Africa's leading packaging manufacturer, Nampak is grooving a surge in demand for its aluminium beverage cans as booze drinkers take-home consumption of their favourite drinks rises.

Nampak the producer of aluminium cans for a range of beverages such as liquor and carbonated soft drinks stated: “Home-consumption demand for the cans has grown sharply in North America and Europe, due to Covid-19 lockdowns. The cans are a particular favourite with beer producers and demand has outstripped supply in those regions.”
In 2020, the group secured two substantial renewed contracts for the export of its beverage cans to multinational companies.
On 9th February 2021, Erik Smuts, Nampak’s CEO, told investors at its annual general meeting (AGM): “The contracts resulted from the increase in home consumption, especially in North America.”
"At the moment in the US, they are ready to take on the additional capacity to service the long-term trend.
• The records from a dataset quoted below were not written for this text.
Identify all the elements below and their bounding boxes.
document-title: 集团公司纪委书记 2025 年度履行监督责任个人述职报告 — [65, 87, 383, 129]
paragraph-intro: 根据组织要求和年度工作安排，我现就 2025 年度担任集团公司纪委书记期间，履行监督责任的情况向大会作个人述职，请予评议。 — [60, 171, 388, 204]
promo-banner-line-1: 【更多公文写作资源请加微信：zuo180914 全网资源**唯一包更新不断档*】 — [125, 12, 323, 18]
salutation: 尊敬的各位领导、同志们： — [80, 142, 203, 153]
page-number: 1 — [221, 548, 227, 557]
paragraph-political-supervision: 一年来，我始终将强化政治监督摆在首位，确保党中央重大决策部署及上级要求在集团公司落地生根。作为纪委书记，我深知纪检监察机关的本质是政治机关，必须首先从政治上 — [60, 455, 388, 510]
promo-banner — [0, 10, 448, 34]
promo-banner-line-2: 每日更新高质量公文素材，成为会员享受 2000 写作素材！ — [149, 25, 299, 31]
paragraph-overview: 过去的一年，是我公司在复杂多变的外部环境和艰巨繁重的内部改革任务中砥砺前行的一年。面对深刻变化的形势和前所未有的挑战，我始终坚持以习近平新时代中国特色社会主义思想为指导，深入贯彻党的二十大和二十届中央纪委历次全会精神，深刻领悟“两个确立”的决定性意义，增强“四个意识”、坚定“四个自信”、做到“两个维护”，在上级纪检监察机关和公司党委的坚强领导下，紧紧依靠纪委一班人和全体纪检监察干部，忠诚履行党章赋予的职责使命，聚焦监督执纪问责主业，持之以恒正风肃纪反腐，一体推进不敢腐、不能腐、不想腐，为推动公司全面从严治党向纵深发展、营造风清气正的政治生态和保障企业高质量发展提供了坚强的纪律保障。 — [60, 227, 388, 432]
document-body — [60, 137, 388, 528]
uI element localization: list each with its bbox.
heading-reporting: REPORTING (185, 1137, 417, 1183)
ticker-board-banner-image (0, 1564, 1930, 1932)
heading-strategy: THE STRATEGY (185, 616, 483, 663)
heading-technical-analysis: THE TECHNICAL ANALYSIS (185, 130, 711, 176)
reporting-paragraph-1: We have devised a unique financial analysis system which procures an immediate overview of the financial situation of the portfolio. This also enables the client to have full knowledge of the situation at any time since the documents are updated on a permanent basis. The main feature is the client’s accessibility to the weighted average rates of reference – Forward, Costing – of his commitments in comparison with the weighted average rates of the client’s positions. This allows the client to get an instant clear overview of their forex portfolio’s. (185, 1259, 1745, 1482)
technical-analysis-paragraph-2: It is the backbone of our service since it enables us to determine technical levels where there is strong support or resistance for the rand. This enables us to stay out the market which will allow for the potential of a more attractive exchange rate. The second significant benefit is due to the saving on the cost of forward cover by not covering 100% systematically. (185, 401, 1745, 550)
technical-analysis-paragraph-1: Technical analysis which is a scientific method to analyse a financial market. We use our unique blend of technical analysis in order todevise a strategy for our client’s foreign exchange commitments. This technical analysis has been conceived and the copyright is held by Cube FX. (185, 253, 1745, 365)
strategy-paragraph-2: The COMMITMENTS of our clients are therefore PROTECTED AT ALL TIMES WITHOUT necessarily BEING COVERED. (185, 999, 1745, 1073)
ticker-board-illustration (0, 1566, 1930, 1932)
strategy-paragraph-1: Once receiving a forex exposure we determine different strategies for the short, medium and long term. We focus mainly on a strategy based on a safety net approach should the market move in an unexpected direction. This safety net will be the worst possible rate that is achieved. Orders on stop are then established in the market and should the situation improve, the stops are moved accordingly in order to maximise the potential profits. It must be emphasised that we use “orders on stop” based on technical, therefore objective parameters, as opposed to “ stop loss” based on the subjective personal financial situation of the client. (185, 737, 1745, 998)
But, of course, we are benefiting from the short-term trend," Smuts said.

He added: “In South Africa, the trend had ‘sadly failed’ to take off due to the hard lockdown and the ban on the sale of alcohol, but that could change because consumers appear to be preparing themselves better for more dry days.”
"It appears as if consumers are starting to deploy different strategies against potential alcohol bans. We have seen a trend of people starting to stock more product when they see the [Covid-19] infections rising and we do have a suspicion that we are seeing the benefit of it," Smuts said.
Home consumption of favourite drinks has fuelled an already growing demand for environmentally friendly aluminium cans surpassing plastic packaging and Nampak has been preparing itself for growth in sustainable packaging.
US-based aluminium packaging company Ball Corporation’s survey research points out global demand for beverage cans to cross 100 billion units by 2025.
However, Nampak is positioning itself to take advantage of the aluminium beverage can boom, as the group is still focused on the balance sheet, which has not been very appreciable. With operations in 11 African countries, including South Africa, Nampak also produces plastic and paper packaging in addition to metal packaging.
Nampak’s performance has been pulled down by macroeconomic volatility in its operations in Africa, especially in Angola, Zimbabwe and Nigeria where it has an assorted R6.2 billion debt pile up from R5.5 billion in 2019.
Smuts said: “Nampak will not be making big investments on the continent until it has secured its balance sheet. In response to a shareholder's question about whether the packaging company is looking at the China and India markets for growth, Smuts said not quite.”
"We have no intention to invest in China; it is a very low-margin environment, none of the cans makers has been successful there," he said.
The CEO added: “China has a large number of small, independent players and Nampak has not seen the big can manufacturers find success in that market.
"India, on the other hand, there have been several cans makers that invested and it's still not a big market," Smuts said.
“India is a difficult market to operate in because of the legislation between all the different areas of the country and Nampak would not consider investing there immediately” he explained.